Ce que j’ai vu contre Dijon dans le Chaudron confirme que les Verts vont mieux. OK, tu vas me dire qu'en face il y avait une équipe en plein doute et sur la pente descendante depuis plusieurs semaines, mais l’ASSE a fait un match sérieux. Les Verts ont su se faciliter la tâche en ouvrant le score assez vite et en faisant le break dès la première mi-temps. Sainté a peu été mis en danger et a montré une certaine solidité défensive lors de cette rencontre. Les Verts avaient pris 7 buts sur les 3 matches précédents, c’était important de resserrer les boulons. C’est primordial quand on veut se maintenir de tenir la route un minimum en défense.

Quels joueurs t’ont tapé dans l’œil dans cette équipe stéphanoise ?

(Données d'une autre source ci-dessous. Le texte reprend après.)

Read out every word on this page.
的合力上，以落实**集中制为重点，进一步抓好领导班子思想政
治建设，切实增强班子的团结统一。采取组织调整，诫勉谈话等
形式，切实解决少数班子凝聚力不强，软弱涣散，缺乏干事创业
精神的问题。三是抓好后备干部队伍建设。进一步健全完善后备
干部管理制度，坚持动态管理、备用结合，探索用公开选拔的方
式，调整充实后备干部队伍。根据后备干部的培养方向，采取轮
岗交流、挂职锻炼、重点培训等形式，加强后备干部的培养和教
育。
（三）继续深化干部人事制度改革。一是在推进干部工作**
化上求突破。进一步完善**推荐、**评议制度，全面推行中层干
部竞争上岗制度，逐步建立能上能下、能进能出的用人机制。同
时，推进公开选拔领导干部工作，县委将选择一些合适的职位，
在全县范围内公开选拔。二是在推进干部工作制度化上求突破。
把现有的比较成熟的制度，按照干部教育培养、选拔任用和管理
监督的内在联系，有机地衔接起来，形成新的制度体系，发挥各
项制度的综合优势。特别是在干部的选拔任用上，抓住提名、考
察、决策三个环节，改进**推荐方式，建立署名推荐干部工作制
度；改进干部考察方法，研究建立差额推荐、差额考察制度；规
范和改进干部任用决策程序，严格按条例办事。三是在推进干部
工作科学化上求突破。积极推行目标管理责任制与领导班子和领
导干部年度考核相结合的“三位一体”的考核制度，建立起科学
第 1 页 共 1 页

Je vais d’abord citer Gaëtan Charbonnier car j’ai appris qu’il s’était fait les croisés. Je profite de cette interview pour lui témoigner tout mon soutien. J’ai connu la même blessure début 2015 dans le Chaudron, également au genou droit, sur un tacle de Thiago Motta lors d’un quart de finale de Coupe de la Ligue contre le PSG. Je souhaite un prompt rétablissement à Charbo. C’est un coup dur pour lui et pour l’ASSE mais ça fait hélas partie de la vie d’un footballeur, c’est de la malchance. Gaëtan, c’est quelqu’un qui est fort, il s’en remettra.

Jean-Philippe Krasso se distingue particulièrement cette saison. Il a de la qualité, c’est un joueur différent. On voit bien qu’il a des qualités techniques au-dessus de la moyenne et que c’est un poison pour les défenses adverses. Il est décisif, on l’a encore vu contre Dijon car il est impliqué sur les deux buts. Bien sûr, on ne peut pas ne pas parler de lui ! C’est le meilleurs buteur (11 pions), le meilleur passeur (5 passes décisives) de la Ligue 2. Pourvu qu’il continue sur sa lancée ! Le club aura besoin de lui.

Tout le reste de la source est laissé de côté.